16.08.2021 Interessa-me particularmente o símbolo
I
Na imagem, um
grupo de homens parece ter sido escolhido ao acaso para uma tarefa que exige
a maior simbologia; excepto dois; ou três. Um, ocupa o centro, seleccionado
pelo seu olhar sobranceiro, leva-nos a crer pela posição ser o líder da pequena
esquadra de propaganda. Por cima, à direita, talvez o mais jovem do grupo, que
parece receber ainda indicações de postura, mostra-nos um rosto de alguém que
certamente morrerá por uma ideia (pela chefia) – o soldado ideal para
ter à mão ou o símbolo ideal para ter à mão. No vídeo disponibilizado pela Al Jazeera, este nosso amigo é o único
que enverga um telemóvel, onde sob critérios de olhar ocidental, parece fazer
qualquer coisa parecido a um live.
Atarantados,
assustados, incrédulos, os seus companheiros acompanham a mesma identificação
que o cenário inerte. O triunfo medieval dos “estudantes de teologia”
sobre o moderno e ainda católico (enquanto universalista) ocidente que gradualmente
vai deixando cair a sua postura evangélica.
II
Para quem nasce a
meio dos anos 80, o 11 de Setembro é o primeiro grande momento histórico (o
segundo é a peste) que pode ser observado à mesma distância no interior da
província e nas elites da capital.
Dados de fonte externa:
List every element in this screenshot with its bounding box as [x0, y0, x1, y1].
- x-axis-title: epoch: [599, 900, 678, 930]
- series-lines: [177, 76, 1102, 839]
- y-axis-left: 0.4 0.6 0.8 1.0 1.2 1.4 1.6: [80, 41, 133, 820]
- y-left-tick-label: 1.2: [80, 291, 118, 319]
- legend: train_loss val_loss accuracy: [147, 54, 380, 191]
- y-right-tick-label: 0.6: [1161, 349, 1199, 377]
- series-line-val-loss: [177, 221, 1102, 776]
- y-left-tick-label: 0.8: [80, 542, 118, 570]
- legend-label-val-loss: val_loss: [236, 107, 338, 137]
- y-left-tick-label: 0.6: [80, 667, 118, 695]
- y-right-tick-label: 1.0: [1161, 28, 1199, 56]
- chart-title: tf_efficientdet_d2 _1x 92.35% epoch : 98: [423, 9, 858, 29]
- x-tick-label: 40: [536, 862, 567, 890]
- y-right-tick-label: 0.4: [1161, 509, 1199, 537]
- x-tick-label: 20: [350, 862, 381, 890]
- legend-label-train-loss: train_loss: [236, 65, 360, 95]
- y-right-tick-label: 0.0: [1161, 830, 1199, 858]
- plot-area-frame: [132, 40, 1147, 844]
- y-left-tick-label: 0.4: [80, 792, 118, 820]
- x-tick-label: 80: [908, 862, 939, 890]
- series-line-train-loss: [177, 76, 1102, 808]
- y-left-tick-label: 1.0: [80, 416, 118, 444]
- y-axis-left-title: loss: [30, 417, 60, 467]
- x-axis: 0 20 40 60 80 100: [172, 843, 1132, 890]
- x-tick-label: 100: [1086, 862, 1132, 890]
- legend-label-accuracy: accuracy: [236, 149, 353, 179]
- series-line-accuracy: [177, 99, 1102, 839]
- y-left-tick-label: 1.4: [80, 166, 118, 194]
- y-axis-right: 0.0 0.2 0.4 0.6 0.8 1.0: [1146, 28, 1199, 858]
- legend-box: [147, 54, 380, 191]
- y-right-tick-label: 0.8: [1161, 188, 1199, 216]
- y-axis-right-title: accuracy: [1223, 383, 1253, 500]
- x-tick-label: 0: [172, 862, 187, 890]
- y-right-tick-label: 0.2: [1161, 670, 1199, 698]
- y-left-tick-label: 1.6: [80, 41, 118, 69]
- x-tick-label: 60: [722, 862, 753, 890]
Esta igualdade de ponto de partida
inaugura para tantos de nós a primazia do interesse geo-político sobre o
corta-e-cose de bastidores da política nacional com sede no bairro-alto. Vinte
anos depois do 9/11, os Talibans ou melhor, o Emirado Islâmico do Afeganistão
ocupa novamente o imaginário simbólico global.
Mas é tudo uma questão
estética. Habituados que estamos à brancura bem brunida dos qamees sunita ou ao clerical
chic xiita, o neo-medieval Pachtun de inspiração militar parece
especialmente desenhado a aterrorizar-nos. E não é para menos, porque esta não é uma guerra simbólica.
III
Na imagem, há quem olhe para baixo, reverente ao momento. Há quem olhe para o regista à procura de aceitação. Há quem cultive o mais puro vazio de olhar, que denuncia o mais puro vazio existencial. A estes homens, não a outros, mas a estes, nada mais resta do que estar ali, imbuídos de uma forma de transe de insensatez que não pode ter outro nome senão vida. É esta a sua única vida possível.
IV
Na imagem, não há mulheres. Não há mulheres em qualquer imagem deste gabarito por estes lados do mundo. Nestes lados do mundo há ainda um pecaminoso bacha-bazi, particularmente estranho à vulgata islâmica comum, que acaba por acentuar o lugar de incivilidade até do corpo feminino – a mulher na sua redução utilitária. Nestes lados do mundo, aos infiéis ocidentais nada mais cabe se não inebriarem-se com o ópio, abandonando o território à sua sorte história.
V
Agora mesmo chegam imagens de afegãos agarrados a rodas de avisão prestes a descolar do Aeroporto Internacional de Cabul: eis um bom símbolo para desespero, igual a outro, vinte anos atrás: americanos a atirarem-se de torres em chamas.
VI
Na imagem, o segundo a contar da esquerda, Mullah Abdul, chamemos-lhe assim, lembrou-se no preciso momento da fotografia, do dia em que se apaixonou por Iggy Azalea, uma performer americana de segunda-categoria que conheceu num estereotipado videoclip de hip-hop que um primo lhe mostrou. Mullah Abdul foi ensinado desde muito novo a combater o seu desejo. É esse o seu papel na imagem. É esse o seu papel (individual) na sua curta vida. Combater-se. E não é muito diferente do que fazemos por cá no ocidente.